McGahee's career has been a study in busted expectations.  In 2002 at the U, Willis McGahee looked like he was THE next great running back.  Then he shredded his knee in the Fiesta Bowl and looked like another injury derailed star.  The Bills still took him 23rd overall (considered a major reach at the time) and though he was expected to miss a good portion of his rookie season, played in Week 1 and ended the season as the starting running back with 1,1000 yards and 13 touchdowns.  The next season, he ran for 1200 yards but his yard per carry average dipped below 4 and after a 3rd season in Buffalo (this time under 900 yards), he traded to Baltimore.  first first season there, he rushed for 1,200 yards his first season and seemed poised to become a solid, if not spectacular starter in the league., before the floor fell out again and injuries and a combination of Leron McClain and Ray Rice made him into a fantasy afterthought.  Nobody noticed when he showed up in Denver as the back-up (supposed) future star, Knowshown Moreono.  Expecations zero.  Now, after one Moreno injury, Willis is talking about 3 100 yard games and what appears to be a solid hold on the starting job (Moreno was healthy on Sunday and got no carries).
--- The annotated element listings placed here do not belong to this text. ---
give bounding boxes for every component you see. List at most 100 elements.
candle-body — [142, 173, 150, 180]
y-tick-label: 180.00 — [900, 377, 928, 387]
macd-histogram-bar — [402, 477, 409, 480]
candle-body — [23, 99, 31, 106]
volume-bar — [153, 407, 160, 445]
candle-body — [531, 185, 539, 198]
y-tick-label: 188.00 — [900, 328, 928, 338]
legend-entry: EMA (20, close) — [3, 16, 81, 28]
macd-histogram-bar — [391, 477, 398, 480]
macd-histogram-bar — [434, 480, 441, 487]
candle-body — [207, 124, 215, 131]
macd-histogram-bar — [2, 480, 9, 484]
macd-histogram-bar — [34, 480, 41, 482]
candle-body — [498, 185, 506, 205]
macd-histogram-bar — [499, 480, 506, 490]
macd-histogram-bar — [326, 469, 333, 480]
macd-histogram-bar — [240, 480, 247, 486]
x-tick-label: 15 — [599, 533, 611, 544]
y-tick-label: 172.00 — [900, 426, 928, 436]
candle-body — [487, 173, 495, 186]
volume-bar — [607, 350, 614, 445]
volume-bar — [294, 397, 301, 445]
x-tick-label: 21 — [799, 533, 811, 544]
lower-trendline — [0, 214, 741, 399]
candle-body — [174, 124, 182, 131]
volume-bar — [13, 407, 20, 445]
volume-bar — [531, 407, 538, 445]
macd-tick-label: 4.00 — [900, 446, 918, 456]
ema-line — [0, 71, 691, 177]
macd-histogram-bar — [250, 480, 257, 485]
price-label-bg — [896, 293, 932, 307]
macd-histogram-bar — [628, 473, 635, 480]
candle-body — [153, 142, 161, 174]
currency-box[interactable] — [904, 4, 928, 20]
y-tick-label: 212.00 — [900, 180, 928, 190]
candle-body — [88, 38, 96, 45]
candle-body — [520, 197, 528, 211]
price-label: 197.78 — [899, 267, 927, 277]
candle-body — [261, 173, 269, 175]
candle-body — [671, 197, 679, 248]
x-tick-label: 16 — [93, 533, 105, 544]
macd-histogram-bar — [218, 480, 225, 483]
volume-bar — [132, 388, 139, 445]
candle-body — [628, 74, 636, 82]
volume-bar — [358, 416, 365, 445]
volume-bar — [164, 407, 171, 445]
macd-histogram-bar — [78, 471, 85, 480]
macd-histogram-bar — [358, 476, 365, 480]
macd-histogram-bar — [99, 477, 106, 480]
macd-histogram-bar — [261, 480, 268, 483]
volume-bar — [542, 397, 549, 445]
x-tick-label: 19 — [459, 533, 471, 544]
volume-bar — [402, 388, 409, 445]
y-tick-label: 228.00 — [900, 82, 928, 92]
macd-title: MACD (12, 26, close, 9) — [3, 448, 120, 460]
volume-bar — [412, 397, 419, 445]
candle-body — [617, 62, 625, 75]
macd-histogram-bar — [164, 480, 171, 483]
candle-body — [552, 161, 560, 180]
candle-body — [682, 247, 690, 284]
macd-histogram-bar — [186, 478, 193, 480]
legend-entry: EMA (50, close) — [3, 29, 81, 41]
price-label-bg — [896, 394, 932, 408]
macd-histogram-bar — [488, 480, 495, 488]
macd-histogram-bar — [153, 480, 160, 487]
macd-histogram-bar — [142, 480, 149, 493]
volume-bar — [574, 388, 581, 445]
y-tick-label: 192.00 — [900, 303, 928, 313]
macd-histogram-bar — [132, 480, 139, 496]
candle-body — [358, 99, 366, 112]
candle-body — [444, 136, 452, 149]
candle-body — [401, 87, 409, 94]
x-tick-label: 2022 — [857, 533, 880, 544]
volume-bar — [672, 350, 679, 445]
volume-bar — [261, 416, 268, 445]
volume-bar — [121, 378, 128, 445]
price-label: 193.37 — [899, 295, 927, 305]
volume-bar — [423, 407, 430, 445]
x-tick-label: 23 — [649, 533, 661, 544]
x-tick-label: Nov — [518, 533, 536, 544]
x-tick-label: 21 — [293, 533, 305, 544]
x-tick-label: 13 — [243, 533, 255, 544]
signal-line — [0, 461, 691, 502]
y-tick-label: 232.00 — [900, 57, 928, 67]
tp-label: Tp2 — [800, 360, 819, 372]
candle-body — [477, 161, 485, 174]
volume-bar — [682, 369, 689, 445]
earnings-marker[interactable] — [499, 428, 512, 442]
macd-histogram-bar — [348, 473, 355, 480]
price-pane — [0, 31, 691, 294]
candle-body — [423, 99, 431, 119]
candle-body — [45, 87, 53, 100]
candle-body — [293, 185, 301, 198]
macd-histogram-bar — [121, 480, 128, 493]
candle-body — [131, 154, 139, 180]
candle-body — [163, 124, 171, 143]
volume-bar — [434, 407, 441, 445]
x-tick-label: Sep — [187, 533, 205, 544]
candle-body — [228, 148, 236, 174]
Rating:  10 Shocked Faces.


7.  Jacoby Jones, Forgetter of Hands, Houston Texans;


With Andre Johnson out with a hamstring injury, Jacoby Jones was finally given a chance to start and many fantasy prospectors saw the upside.  Jones is a freak, at 6'2", 212, he runs a 4.2 40.  Coming out of a small school, it seemed like given a few year seasoning, he could develop into a real star, a la, Miles Austin.  On Sunday he got his chance and the results were worse than awful.  The numbers are bad enough, 1 catch for 9 yards, but what's worse is that he was targeted a whopping 11 times, tied for the team lead.  To put that in even better perspective, Owen Daniels, who was also targeted 11 times, caught 8 passes for 89 yards.  The only logical explanation for all of this?  He must have forgotten his hands.

Rating:  1 Mad Face.  Everyone is entitled to be forgetful now and then.